X-Throne: O império de influência de Elon Musk

Escrito por Pedro Fonseca

Desde que adquiriu o Twitter, em 2022, Elon Musk passou a dispor de uma rede social própria – que rebatizou de X – para partilhar opiniões sobre os mais variados temas. Os seus “tweets” são apresentados a mais de 210 milhões de seguidores e, através do algoritmo da plataforma, a muitos outros utilizadores. A esta audiência impressionante temos ainda de adicionar todos aqueles que, não sendo sequer utilizadores do X, tomam conhecimento das suas mensagens pela vasta cobertura mediática que lhes é dispensada.

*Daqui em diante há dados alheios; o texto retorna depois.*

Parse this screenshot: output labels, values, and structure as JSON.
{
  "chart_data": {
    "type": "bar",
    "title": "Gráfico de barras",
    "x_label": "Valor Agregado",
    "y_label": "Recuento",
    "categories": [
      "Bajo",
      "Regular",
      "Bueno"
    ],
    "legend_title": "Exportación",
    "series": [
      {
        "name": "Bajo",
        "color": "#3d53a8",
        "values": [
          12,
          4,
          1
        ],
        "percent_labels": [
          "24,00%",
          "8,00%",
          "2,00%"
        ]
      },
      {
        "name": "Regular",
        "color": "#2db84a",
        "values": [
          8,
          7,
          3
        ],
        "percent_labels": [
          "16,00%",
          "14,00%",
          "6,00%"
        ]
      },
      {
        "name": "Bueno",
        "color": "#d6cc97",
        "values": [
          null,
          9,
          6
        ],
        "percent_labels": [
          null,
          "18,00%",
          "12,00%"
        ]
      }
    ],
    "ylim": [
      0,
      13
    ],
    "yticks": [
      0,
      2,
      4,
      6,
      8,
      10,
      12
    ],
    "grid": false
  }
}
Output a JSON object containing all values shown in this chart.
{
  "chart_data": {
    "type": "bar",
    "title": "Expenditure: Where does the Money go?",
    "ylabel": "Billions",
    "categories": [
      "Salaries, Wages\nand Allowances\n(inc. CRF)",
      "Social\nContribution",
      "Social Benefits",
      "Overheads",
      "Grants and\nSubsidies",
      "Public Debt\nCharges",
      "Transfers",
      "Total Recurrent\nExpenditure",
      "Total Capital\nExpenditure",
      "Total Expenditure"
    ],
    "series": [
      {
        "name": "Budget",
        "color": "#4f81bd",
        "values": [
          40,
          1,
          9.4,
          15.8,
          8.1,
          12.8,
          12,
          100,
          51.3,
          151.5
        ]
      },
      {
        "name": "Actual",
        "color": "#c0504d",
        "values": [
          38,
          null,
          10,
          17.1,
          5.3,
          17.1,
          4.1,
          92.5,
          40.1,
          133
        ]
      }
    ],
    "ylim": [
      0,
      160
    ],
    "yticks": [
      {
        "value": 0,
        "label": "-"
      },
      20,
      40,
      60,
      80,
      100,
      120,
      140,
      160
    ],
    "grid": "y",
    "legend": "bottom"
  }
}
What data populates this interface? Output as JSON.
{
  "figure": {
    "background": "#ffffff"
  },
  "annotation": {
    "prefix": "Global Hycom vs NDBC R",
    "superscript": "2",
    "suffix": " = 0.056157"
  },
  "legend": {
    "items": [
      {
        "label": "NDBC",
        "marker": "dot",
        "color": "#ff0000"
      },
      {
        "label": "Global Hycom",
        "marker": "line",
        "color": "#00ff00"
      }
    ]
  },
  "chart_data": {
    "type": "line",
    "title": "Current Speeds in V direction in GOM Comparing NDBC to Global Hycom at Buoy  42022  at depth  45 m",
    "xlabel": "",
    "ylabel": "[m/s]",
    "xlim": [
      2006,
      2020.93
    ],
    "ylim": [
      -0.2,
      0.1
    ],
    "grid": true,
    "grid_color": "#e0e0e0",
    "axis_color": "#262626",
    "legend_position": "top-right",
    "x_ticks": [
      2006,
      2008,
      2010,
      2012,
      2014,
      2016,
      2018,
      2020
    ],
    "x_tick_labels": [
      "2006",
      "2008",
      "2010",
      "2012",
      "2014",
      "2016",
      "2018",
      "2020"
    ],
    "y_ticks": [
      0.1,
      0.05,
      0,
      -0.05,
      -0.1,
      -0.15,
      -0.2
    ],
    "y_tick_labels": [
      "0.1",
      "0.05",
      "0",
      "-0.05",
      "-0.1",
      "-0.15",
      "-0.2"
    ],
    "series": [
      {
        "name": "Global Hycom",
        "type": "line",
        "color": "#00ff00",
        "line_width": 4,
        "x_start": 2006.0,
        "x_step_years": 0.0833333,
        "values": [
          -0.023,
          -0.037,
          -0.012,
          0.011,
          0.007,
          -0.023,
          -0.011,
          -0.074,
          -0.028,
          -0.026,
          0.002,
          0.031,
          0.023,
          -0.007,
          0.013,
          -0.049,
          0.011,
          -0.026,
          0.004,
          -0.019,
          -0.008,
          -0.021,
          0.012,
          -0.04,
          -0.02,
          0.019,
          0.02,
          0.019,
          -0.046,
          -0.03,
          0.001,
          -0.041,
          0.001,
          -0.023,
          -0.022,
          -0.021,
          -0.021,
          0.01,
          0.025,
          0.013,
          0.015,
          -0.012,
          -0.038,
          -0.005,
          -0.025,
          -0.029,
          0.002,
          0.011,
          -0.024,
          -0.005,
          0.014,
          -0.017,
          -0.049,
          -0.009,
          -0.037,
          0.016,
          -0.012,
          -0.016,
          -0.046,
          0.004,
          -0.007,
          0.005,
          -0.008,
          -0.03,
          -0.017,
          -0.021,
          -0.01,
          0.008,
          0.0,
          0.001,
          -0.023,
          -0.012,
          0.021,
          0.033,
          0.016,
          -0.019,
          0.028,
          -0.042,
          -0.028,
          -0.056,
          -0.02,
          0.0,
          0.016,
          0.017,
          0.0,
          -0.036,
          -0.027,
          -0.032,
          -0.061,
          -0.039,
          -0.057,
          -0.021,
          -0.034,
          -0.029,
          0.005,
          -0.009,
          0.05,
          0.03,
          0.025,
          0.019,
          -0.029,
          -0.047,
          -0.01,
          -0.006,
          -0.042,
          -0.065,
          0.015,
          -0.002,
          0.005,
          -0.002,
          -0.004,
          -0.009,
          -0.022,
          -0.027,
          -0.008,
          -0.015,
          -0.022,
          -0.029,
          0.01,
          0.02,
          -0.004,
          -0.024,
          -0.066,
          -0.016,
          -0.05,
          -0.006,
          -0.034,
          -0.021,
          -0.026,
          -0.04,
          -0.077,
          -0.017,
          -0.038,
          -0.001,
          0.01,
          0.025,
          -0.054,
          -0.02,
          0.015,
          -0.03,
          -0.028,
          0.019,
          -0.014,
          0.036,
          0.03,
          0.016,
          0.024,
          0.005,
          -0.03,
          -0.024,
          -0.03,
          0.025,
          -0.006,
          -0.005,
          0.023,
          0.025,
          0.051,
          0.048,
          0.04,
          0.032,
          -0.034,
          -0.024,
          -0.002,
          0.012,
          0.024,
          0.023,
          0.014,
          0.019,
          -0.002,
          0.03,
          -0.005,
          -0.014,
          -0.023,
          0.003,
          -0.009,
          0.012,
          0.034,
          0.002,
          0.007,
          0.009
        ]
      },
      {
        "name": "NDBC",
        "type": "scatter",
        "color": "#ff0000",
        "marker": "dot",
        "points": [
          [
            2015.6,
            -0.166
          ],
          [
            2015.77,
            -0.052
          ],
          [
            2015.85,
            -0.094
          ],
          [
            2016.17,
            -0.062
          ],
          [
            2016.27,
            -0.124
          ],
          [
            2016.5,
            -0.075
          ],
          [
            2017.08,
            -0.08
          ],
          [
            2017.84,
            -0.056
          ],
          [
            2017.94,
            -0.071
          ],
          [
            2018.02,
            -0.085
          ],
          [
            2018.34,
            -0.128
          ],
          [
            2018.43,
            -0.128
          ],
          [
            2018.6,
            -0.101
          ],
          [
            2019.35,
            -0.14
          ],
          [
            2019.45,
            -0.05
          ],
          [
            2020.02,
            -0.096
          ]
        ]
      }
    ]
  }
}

Nos nossos dias poucas figuras conseguem ombrear com Musk na disputa pelo título de pessoa mais influente do mundo. Uma prova dessa vasta influência foi o seu papel na vitória de Trump, um contributo que o catapultou para número 2 da hierarquia informal dos EUA. Mas, como para o homem mais rico do mundo essa posição sabe a pouco, as fronteiras do seu império de influência continuam a expandir-se.

No X, o ano de 2025 iniciou do mesmo modo que terminou 2024: com o dono da Tesla a fomentar uma viragem à direita na Europa. Os alvos preferenciais são a Alemanha e o Reino Unido, duas das principais economias mundiais e dois dos poucos países europeus governados por partidos de centro-esquerda. Em ambos os casos, Musk lançou uma sequência de críticas aos atuais governantes e declarou o seu apoio aos respetivos partidos de extrema-direita. Sondagens recentes indicam que o AfD poderá alcançar o segundo lugar nas eleições legislativas alemãs de fevereiro (atrás da CDU, de centro-direita) e que o Reform UK está agora a apenas um ponto percentual dos “Labour”.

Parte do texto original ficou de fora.